Keep a written record of who you talk to, when you talked to them, their position, and their response. It is embarrassing and unprofessional to forget someone’s name or a previous conversation with them.

Pay attention to ads or articles concerning groups that could help you. In my case, the cell phone company that donated phones and minutes targeted a hip, young, urban crowd in their ads, very similar to our kids.

Use your PR skills. If you want something, let them know what you can offer in return. Allow them to share their ideas with you as well. Most companies, I learned, were willing to invest in us if they understood our mission and if we could give some publicity in return. We offered press releases, photo-ops with our kids, or their company name or logo on our T-shirts and banners. A cell phone company requested a focus group with the kids regarding their cell phone experience after both conventions. So that was definitely a win-win situation.

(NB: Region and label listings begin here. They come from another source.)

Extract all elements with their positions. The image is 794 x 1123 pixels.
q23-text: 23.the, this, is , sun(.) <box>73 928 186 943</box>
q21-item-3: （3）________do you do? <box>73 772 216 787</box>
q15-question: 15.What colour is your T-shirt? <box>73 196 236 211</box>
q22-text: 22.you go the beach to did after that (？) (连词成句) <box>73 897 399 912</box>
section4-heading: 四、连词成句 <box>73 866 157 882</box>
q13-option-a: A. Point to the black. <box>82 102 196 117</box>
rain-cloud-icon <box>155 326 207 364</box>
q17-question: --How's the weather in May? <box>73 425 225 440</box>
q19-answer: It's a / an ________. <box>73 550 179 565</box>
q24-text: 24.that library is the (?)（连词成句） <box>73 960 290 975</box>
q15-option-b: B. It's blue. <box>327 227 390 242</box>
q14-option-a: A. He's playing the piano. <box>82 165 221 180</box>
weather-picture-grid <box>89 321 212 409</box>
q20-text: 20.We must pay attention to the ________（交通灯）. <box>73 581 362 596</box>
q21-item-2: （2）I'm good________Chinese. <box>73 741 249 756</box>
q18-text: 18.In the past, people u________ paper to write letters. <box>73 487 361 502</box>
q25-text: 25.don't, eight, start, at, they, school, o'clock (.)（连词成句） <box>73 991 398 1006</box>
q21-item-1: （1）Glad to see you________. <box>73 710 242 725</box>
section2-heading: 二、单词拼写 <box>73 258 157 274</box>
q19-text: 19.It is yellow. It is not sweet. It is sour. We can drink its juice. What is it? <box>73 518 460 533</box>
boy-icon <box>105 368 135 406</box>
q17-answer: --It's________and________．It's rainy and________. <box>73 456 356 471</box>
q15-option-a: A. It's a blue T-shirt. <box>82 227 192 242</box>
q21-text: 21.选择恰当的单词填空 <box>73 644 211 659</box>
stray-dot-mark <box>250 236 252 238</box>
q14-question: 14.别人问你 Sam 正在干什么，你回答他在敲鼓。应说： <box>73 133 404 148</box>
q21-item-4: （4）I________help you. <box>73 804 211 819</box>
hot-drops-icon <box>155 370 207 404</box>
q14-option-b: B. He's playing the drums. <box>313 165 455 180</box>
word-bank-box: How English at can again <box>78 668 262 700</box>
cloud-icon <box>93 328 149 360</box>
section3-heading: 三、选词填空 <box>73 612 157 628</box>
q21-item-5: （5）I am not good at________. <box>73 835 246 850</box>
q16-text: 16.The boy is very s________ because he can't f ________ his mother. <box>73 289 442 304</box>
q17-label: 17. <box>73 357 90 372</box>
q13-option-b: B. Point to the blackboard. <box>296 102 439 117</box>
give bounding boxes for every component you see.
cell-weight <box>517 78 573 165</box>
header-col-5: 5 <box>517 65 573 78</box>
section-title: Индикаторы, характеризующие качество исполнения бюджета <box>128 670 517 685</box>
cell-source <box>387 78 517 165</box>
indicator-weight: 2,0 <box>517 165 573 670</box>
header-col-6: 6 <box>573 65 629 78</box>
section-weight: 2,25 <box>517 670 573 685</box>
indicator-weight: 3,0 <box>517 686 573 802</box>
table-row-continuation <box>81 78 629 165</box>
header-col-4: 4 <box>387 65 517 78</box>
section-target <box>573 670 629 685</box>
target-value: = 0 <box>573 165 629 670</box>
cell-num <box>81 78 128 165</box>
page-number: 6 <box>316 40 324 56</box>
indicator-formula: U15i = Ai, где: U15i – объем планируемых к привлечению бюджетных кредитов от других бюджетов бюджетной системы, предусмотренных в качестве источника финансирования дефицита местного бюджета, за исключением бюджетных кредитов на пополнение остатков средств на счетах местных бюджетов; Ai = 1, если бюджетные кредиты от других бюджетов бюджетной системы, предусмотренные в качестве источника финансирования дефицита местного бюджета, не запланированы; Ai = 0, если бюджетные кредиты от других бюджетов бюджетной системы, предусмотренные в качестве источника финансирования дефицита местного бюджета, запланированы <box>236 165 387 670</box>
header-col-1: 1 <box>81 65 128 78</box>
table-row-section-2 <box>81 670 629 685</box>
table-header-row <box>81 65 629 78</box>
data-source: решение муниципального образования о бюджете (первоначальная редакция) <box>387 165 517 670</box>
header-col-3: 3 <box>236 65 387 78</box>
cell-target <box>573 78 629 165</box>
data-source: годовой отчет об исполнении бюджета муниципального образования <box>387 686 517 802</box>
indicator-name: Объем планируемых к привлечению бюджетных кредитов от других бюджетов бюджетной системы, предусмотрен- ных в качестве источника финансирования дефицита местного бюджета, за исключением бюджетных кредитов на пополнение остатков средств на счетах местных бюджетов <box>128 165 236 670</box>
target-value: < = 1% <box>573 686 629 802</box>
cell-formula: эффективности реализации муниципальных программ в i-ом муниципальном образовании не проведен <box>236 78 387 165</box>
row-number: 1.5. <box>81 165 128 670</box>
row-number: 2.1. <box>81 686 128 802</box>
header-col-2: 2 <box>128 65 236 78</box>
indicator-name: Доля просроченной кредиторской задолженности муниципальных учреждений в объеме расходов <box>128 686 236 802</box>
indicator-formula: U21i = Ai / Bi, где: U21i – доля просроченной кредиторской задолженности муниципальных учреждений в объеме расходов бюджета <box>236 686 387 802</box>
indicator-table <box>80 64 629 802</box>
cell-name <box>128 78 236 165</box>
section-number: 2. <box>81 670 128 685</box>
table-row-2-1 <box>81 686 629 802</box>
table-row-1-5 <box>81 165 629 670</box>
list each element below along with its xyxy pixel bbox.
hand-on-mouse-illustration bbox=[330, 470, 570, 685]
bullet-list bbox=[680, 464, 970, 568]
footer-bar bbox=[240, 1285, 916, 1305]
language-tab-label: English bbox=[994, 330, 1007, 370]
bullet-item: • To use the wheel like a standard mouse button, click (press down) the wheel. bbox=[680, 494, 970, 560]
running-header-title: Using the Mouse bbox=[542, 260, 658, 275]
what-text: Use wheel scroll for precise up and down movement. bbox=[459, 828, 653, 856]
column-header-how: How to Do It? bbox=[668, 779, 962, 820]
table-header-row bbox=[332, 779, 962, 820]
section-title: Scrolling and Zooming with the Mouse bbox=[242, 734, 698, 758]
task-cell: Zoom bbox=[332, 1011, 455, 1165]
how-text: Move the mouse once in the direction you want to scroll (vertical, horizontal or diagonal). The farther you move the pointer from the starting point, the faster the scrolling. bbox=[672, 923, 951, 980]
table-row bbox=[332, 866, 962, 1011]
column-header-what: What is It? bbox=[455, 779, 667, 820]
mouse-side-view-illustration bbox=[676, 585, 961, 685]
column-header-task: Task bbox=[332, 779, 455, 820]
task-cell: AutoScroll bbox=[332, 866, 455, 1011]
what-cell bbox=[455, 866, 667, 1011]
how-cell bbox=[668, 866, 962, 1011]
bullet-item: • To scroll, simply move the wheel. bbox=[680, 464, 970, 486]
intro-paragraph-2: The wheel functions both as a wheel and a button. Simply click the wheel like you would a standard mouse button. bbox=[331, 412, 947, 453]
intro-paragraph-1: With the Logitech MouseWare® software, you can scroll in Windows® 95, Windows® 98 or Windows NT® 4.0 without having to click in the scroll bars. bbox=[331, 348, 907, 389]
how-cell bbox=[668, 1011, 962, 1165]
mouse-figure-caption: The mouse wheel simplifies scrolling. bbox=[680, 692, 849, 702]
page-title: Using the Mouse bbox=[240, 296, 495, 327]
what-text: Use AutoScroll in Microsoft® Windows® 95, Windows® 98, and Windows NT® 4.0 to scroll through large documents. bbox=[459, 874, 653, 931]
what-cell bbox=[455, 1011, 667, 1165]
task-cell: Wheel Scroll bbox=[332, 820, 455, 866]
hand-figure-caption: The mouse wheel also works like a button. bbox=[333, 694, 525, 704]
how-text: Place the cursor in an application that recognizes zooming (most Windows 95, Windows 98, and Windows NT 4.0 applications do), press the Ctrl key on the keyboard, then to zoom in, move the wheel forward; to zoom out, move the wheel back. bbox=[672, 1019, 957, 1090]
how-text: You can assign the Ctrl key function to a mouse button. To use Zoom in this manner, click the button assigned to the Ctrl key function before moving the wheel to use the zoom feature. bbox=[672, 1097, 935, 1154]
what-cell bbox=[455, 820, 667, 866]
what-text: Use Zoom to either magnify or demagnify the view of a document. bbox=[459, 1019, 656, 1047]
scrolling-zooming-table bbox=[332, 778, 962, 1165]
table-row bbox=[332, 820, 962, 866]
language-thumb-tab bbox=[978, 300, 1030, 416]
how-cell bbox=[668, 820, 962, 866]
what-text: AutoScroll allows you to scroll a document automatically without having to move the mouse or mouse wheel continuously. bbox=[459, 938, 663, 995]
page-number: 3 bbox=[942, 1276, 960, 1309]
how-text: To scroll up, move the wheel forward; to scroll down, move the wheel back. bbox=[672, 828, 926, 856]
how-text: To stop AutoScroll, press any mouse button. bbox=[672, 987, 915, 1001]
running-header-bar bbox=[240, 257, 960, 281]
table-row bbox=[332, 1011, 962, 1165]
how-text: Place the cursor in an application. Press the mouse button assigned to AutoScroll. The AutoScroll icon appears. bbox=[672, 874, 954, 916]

Make things convenient for them. I always offered specific days and times that we would pick up their donation to minimize hesitations over details. After all, donors are giving you their services or products for free, so you want to make it easy for them.

Persuade them that if they say “no” they will miss out on one of the best opportunities of the year. Peer pressure can be a powerful tool of persuasion. When I was trying to persuade someone who sounded hesitant, I mentioned others who had already jumped on the bandwagon, eager about the distinguished guests that would either see or talk with our young reporters at both conventions. Does George W. Bush or Hilary Rodham Clinton ring a bell?

Learn to love rejection. What doesn’t kill us makes us stronger, right?

In the face of rejection, I say, “Bring it on!”

Rebecca Staed is a junior communication studies major at Hollins University in Roanoke, Virginia. She worked as an intern at Children’s PressLine last summer. She is available for media internships—preferably paid ones, as she is a very poor college student, living on instant oatmeal and Easy Mac.